Remixers, that is, people who remix, are musicians who use a variety of tools, primarily electronic, to create the new song versions. Remixing can be simply moving song parts around; it can also be creating new music for an old song lyric. There are two common kinds of remixing: production and mashups. Production remixing uses new instruments with the old song vocal, and mashups use two old songs mixed together to create a new song.
Many electronic music artists (music made with computers or other electronic instruments) use computer software to make new music parts, called "tracks". The music parts contain notes which are arranged with a computer program called a sequencer. The actual notes are played by instruments, usually synthesizers, a type of electronic musical instrument that makes sounds by changing the shape of a sound wave. It is also possible for a remixer to use a drum sample kit, a set of sounds of fake or real drums recorded for use on a computer.
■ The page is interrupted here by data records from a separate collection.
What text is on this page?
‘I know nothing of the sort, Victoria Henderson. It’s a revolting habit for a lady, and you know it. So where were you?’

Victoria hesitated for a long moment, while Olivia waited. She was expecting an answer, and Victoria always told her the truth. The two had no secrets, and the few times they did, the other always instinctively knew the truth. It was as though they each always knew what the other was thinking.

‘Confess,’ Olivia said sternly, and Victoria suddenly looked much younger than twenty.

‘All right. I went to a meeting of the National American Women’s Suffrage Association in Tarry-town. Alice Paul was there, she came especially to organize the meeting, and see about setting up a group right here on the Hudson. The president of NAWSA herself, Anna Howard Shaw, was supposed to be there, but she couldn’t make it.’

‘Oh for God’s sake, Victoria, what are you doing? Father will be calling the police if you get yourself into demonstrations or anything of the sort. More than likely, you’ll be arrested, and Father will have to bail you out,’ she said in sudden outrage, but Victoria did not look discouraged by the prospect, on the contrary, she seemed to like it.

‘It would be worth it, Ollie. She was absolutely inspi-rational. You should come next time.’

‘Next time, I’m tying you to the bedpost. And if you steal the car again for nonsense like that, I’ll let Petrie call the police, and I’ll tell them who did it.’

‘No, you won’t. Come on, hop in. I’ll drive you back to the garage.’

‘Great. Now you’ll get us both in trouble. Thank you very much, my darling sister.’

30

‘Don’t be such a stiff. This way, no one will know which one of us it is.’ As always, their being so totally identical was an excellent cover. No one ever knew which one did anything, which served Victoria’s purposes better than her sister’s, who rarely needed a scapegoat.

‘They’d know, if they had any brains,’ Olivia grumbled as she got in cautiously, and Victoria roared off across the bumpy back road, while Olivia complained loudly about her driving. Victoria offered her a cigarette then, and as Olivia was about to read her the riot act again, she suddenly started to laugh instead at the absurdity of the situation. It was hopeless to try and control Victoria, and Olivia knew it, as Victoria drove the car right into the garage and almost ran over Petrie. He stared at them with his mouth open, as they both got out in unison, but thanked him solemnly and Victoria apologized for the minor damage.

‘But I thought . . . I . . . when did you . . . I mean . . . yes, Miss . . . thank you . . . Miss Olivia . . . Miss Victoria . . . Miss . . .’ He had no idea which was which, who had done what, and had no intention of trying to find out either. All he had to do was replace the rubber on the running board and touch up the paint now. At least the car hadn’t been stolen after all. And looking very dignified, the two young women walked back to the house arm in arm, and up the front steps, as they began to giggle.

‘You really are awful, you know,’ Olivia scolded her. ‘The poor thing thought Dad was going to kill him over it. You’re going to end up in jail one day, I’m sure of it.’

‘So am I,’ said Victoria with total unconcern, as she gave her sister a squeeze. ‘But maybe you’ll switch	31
When the remixer has a proper sequence in the sequencer, he or she can then render the audio part, or track. Rendering requires the sequencer to talk to the musical instrument, usually by computer software or a computer-to-computer talking language called MIDI to an actual electronic keyboard. The sequencer tells the instrument which note to play, and then the instrument plays the note. The sequencer writes this note to a music file on the computer.
A mashup is a remixing style in which a remixer takes two songs and mixes them with each other in a clever way to create a new song. Usually, it is the vocal of the song they want to remix with the other musical parts of an older song.
Instead of using a sequencer and a musical instrument, a remixer can use either record-playing turntables or a computer with an audio sequence editor, for example the program named ACID music. He or she also needs an audio editor, a computer program that allows someone to record sounds into a computer as well as cut them down to smaller bits.
Usually, a small bit of the old song is "cut" in an audio editor into a loop, a piece of music that when played on repeat does not have any skips or musical pauses. This loop is usually called a sample in the world of remixing. This sample is then looped (played over and over) in a sequence to create a new sound. The remixer then mixes the vocal of another song over that loop.
It is also possible that a mashup style remixer will take the entire musical part of one song without its vocal - called an instrumental - and take a vocal from another song without the non-voice part - called an acapella, and put them together to create one song.